Yale News

For decades, English professor Fred Strebeigh ’74 has taught how to write nonfiction and helped cultivate a generation of journalists from Yale.

On Wednesday, a crowd of acclaimed journalists who once took his class gathered in the Branford Common Room to discuss their development and priase Strebeigh, who recently retired from the University. The event was sponsored by the Poynter Institute, the English Department, Creative Writing at Yale and the Paul Block Journalism Program.

With around a hundred Yale community members in attendance, the panelists — ProPublica reporter Ava Kofman ’14, New York Times critic Wesley Morris ’97, National Public Radio Correspondent Yuki Noguchi ’97 and New Yorker writer Sarah Stillman ’06 — discussed what they learned from Strebeigh.

“Fred Strebeigh has been what I call ‘the true north’ of writing at Yale for decades,” English professor Richard Deming, who directs the University’s creative writing program, said at the event.
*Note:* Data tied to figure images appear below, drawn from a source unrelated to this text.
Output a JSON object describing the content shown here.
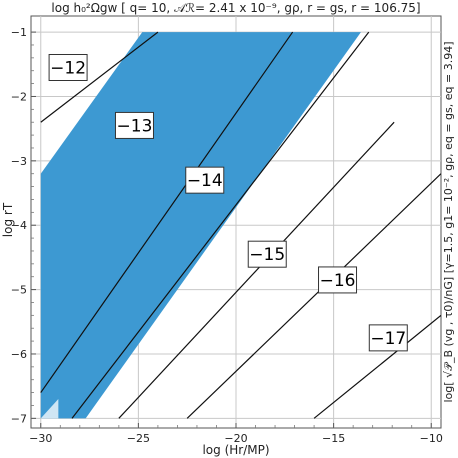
{
  "chart_data": {
    "type": "contour",
    "title": "log h₀²Ωgw [ q= 10, 𝒜ℛ= 2.41 x 10⁻⁹, gρ, r = gs, r = 106.75]",
    "xlabel": "log (Hr/MP)",
    "ylabel": "log rT",
    "right_label": "log[ √𝒫_B (vg , τ0)/nG] [γ=1.5, g1= 10⁻², gρ, eq = gs, eq = 3.94]",
    "xlim": [
      -30.5,
      -9.5
    ],
    "ylim": [
      -7.15,
      -0.75
    ],
    "xticks": [
      -30,
      -25,
      -20,
      -15,
      -10
    ],
    "xtick_labels": [
      "−30",
      "−25",
      "−20",
      "−15",
      "−10"
    ],
    "yticks": [
      -7,
      -6,
      -5,
      -4,
      -3,
      -2,
      -1
    ],
    "ytick_labels": [
      "−7",
      "−6",
      "−5",
      "−4",
      "−3",
      "−2",
      "−1"
    ],
    "grid": true,
    "contours": [
      {
        "level": -12,
        "label": "−12",
        "x": [
          -30,
          -24
        ],
        "y": [
          -2.4,
          -1.0
        ],
        "label_at": [
          -28.6,
          -1.55
        ]
      },
      {
        "level": -13,
        "label": "−13",
        "x": [
          -30,
          -17.1
        ],
        "y": [
          -6.6,
          -1.0
        ],
        "label_at": [
          -25.2,
          -2.45
        ]
      },
      {
        "level": -14,
        "label": "−14",
        "x": [
          -28.4,
          -13.2
        ],
        "y": [
          -7.0,
          -1.0
        ],
        "label_at": [
          -21.6,
          -3.3
        ]
      },
      {
        "level": -15,
        "label": "−15",
        "x": [
          -26.0,
          -11.9
        ],
        "y": [
          -7.0,
          -2.4
        ],
        "label_at": [
          -18.4,
          -4.45
        ]
      },
      {
        "level": -16,
        "label": "−16",
        "x": [
          -22.5,
          -9.5
        ],
        "y": [
          -7.0,
          -3.2
        ],
        "label_at": [
          -14.8,
          -4.85
        ]
      },
      {
        "level": -17,
        "label": "−17",
        "x": [
          -16.0,
          -9.5
        ],
        "y": [
          -7.0,
          -5.4
        ],
        "label_at": [
          -12.2,
          -5.75
        ]
      }
    ],
    "shaded_region": {
      "color": "#3d99d2",
      "x": [
        -30,
        -24.8,
        -13.6,
        -27.7,
        -30
      ],
      "y": [
        -3.2,
        -1.0,
        -1.0,
        -7.0,
        -7.0
      ]
    },
    "light_region": {
      "color": "#cfe6f4",
      "x": [
        -30,
        -29.1,
        -29.1
      ],
      "y": [
        -7.0,
        -6.7,
        -7.0
      ]
    }
  }
}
During the discussion, Kofman said thinking about how she learned to write is difficult, because, in her view, she is still learning to do so. This theme — that writing as an ongoing learning process — echoed throughout the evening. All speakers stressed that even as professionals, they wrestle with words every day.

“It’s a very rewarding profession and one that will continue to challenge you,” Noguchi said.

Some panelists, like Morris, said they particularly struggled with writing in their first year of college. Morris emphasized that Yale taught him how to read, but not how to write. For her part, Noguchi said writing felt “like a black art” at first.

All panelists agreed that Strebeigh’s class fundamentally changed their understanding of language. It helped them recognize that writing was not just a “pure vehicle for information,” but a continuous, ever-evolving process, according to Noguchi.

“How we were conveying whatever truths we had surfaced were just as important as the truths themselves,” Kofman said.

Stillman also said she seeks to produce writing that reflects the emotions she experience in the process of reporting. Strebeigh uses the word “snaps” to describe these reactions.

Stillman told the audience that Strebeigh taught them that they write to “a community of readers” and evoke those “snaps” of reactive emotion.

Ultimately, the four writers emphasized Strebeigh’s enduring impact on their careers.

“I will conclude just by saying that the humility that I feel I have as a writer, the joy that I get in writing, the fear of the process and the seriousness with which I undertake it, all of those things come from you,” Morris said, addressing Strebeigh.

Strebeigh currently teaches ENGL 454: “Nonfiction Writing Voice and Structure.”